= Helena Dix =

Australian opera soprano (born 1979)

Helena Dix (born 26 May 1979) is an Australian opera singer. She sings soprano, and is a specialist in bel canto roles. In 2005 Dix represented Australia in BBC Cardiff Singer of the World competition.

== Early life and education ==
Helena Dix was born on 26 May 1979 in Melbourne, Australia.

She attended Caulfield Grammar School and gained a scholarship to Melba Memorial Conservatorium of Music, where she studied with her first teacher Margaret Nisbett. She went on to do a postgraduate diploma in opera at the Royal Academy of Music in London, where she held an ABRSM scholarship and studied with Elizabeth Ritchie.

== Career ==
Dix's operatic repertoire includes the title role in Cristina, regina di Svezia for Wexford Festival Opera, Oldenburgisches Staatstheater and Chelsea Opera Group. Elettra in Idomeneo and Odabella in Attila for Staatstheater Nürnberg and Theater Lübeck. Gioconda in La Gioconda for Proyecto Ópera University of Valladolid, Flowermaiden in Parsifal for English National Opera, Elvira (cover) in Ernani for the Metropolitan Opera, Isabella in Das Liebesverbot for Chelsea Opera Group. Rosalinde in Die Fledermaus and Hanna Glawari in The Merry Widow for Scottish Opera where she has also covered Frasquita in Carmen and Karolina in The Two Widows. Also, Fiordiligi in Cosi fan tutte, Donna Anna in Don Giovanni, Contessa in Le Nozze di Figaro and Nella in Gianni Schicchi for the Opera Project.

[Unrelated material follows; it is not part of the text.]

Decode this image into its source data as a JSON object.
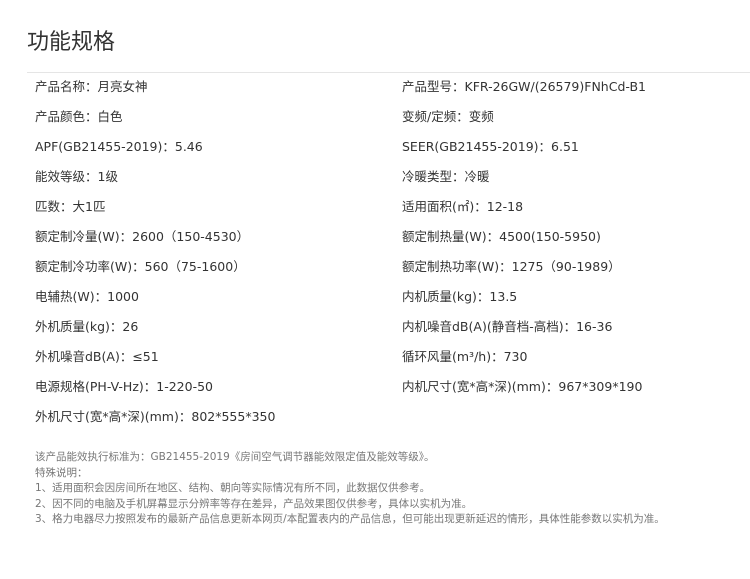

In 2014 Dix was nominated in the Best Young Singer category in the International Opera Awards.

Dix has developed a long working relationship with privately funded Melbourne Opera in Victoria, Australia, returning in 2014 to perform her first Wagner role as Elsa in Lohengrin as well as many of the bel canto roles; Norma (Bellini) and Elisabetta (Elizabeth I) in Roberto Devereux (Donizetti) and most recently, Lady Macbeth from Verdi's Macbeth and Lucrezia Borgia from Donizetti's opera of the same name.

In April 2020, Dix contracted COVID-19 that developed complications and required her to be hospitalised; she was featured in media outlets talking about using her operatic training to rehabilitate her body post infection.

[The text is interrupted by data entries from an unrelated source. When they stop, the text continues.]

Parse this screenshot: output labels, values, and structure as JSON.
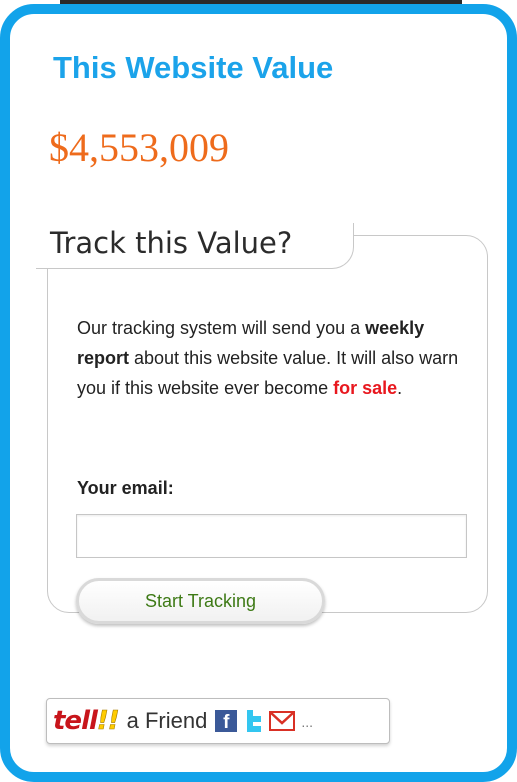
{
  "widget": {
    "title": "This Website Value",
    "value": "$4,553,009",
    "accent_color": "#12a3ea",
    "value_color": "#ee6b1c"
  },
  "track": {
    "heading": "Track this Value?",
    "description": {
      "part1": "Our tracking system will send you a ",
      "bold": "weekly report",
      "part2": " about this website value. It will also warn you if this website ever become ",
      "highlight": "for sale",
      "part3": "."
    },
    "email_label": "Your email:",
    "email_value": "",
    "email_placeholder": "",
    "button_label": "Start Tracking",
    "highlight_color": "#e8171e"
  },
  "tell_friend": {
    "logo_text": "tell",
    "logo_excl": "!!",
    "label": "a Friend",
    "more": "...",
    "icons": [
      "facebook-icon",
      "twitter-icon",
      "gmail-icon"
    ]
  }
}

For many years Dix has understudied roles at the Metropolitan Opera in New York, making her main stage debut in Verdi's Falstaff as Alice Ford. In March 2023, due to the last-minute withdrawal of Sonya Yoncheva, Dix gave her Metropolitan debut as Norma (Bellini). An audio recording of the performance, which includes Michael Spyres as Pollione and Ekaterina Gubanova as Adalgisa and is conducted by Maurizio Benini, is available for streaming at Met Opera on Demand.

== Critical reception ==
Dix's portrayal of Elizabeth I in Roberto Devereux received positive reviews. Rob Holdsworth said she was "The most exciting voice since Sutherland" and The Age wrote:

The Australian-born soprano sang one of opera's most demanding roles flawlessly, from florid coloratura to (literally) high drama via ravishingly delicate pianissimos. But what was most extraordinarily impressive was her acting, vocally and physically, by turns a termagant, fragile, nervous, regal, vulnerable – a woman in love with a man 30 years younger, rightly doubting that it is requited. Dix gets 8 out of 5 stars.

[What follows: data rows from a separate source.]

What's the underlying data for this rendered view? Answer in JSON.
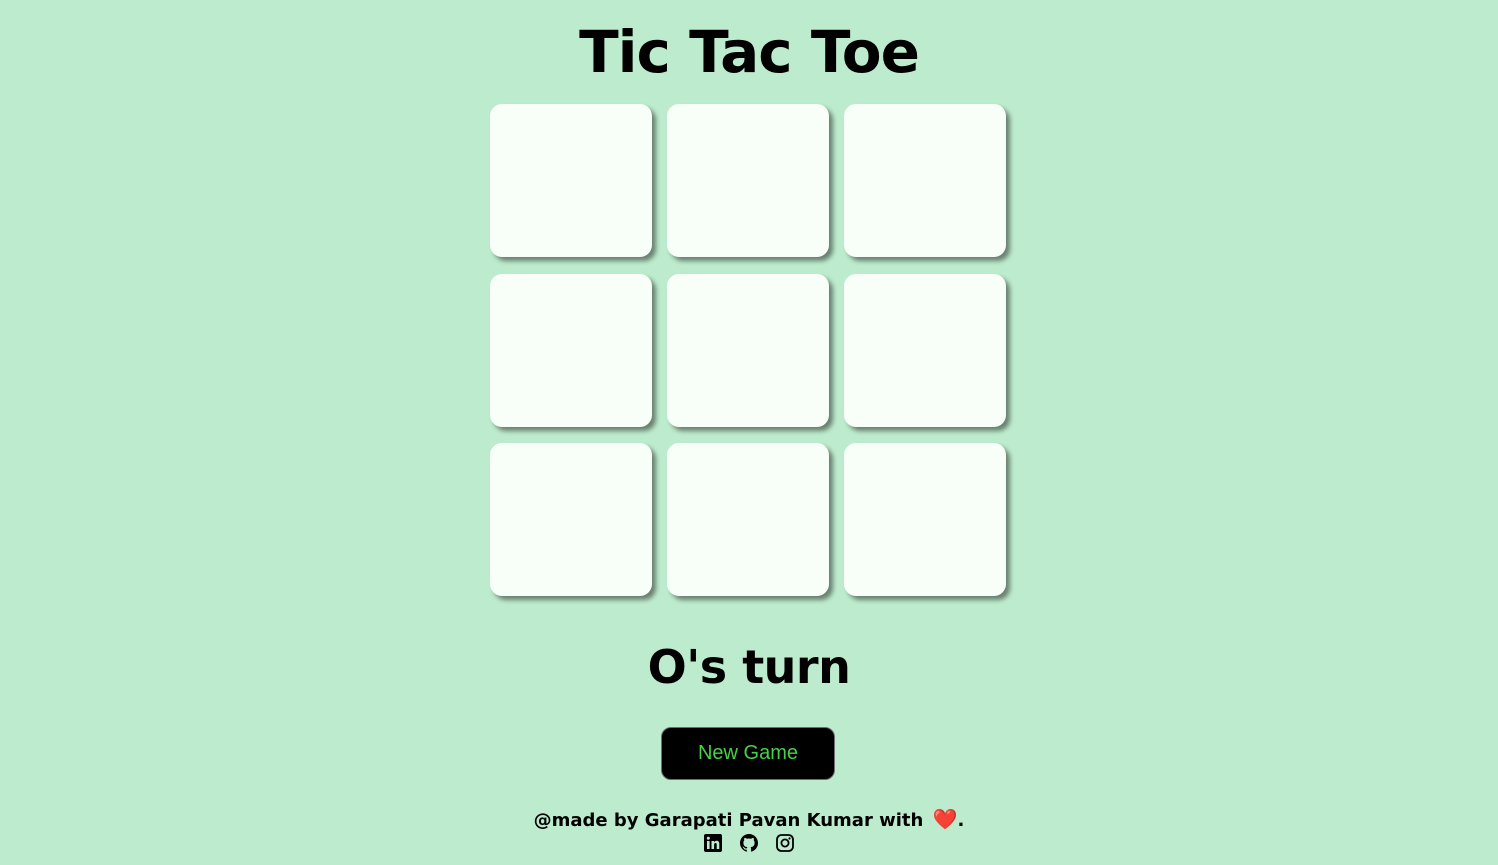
{
  "title": "Tic Tac Toe",
  "board": {
    "cells": [
      "",
      "",
      "",
      "",
      "",
      "",
      "",
      "",
      ""
    ]
  },
  "status": {
    "turn_text": "O's turn"
  },
  "controls": {
    "new_game_label": "New Game"
  },
  "footer": {
    "credit_text": "@made by Garapati Pavan Kumar with",
    "heart": "❤️",
    "trailing": ".",
    "socials": [
      {
        "name": "linkedin-icon"
      },
      {
        "name": "github-icon"
      },
      {
        "name": "instagram-icon"
      }
    ]
  },
  "colors": {
    "background": "#bdebcd",
    "cell": "#f8fff8",
    "button_bg": "#000000",
    "button_text": "#46d146"
  }
}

The Arts Desk praised her performance in Das Liebesverbot:

In Wagner, she seemed to me more impressive, personable and occasionally witty in this demented role which veers from Beethoven's Leonore ... to bel canto heroine and even French comic minx. The gleaming if slightly metallic middle register gives great focus to intelligent recitative, and all the top notes work for her.

Her portrayal of Lady Macbeth in Verdi's Macbeth was highly praised by Cassidy Knowlton of Time Out Melbourne, who wrote:

Helena Dix is jaw-dropping as Lady Macbeth, spitting her lines with palpable venom as she pushes her hapless husband on a path towards glory – and death. She's a force of nature, her powerful soprano freezing the blood and catching fire all at once. And in that scene, she's tremendous, scrubbing at her imaginary bloodstains with such impassioned madness it seemed like she was going to lose a finger.

== Recognition and honours ==
In 2005 Dix represented Australia in BBC Cardiff Singer of the World.

In 2015 she made an associate of the Royal Academy of Music for her significant contribution to the music industry.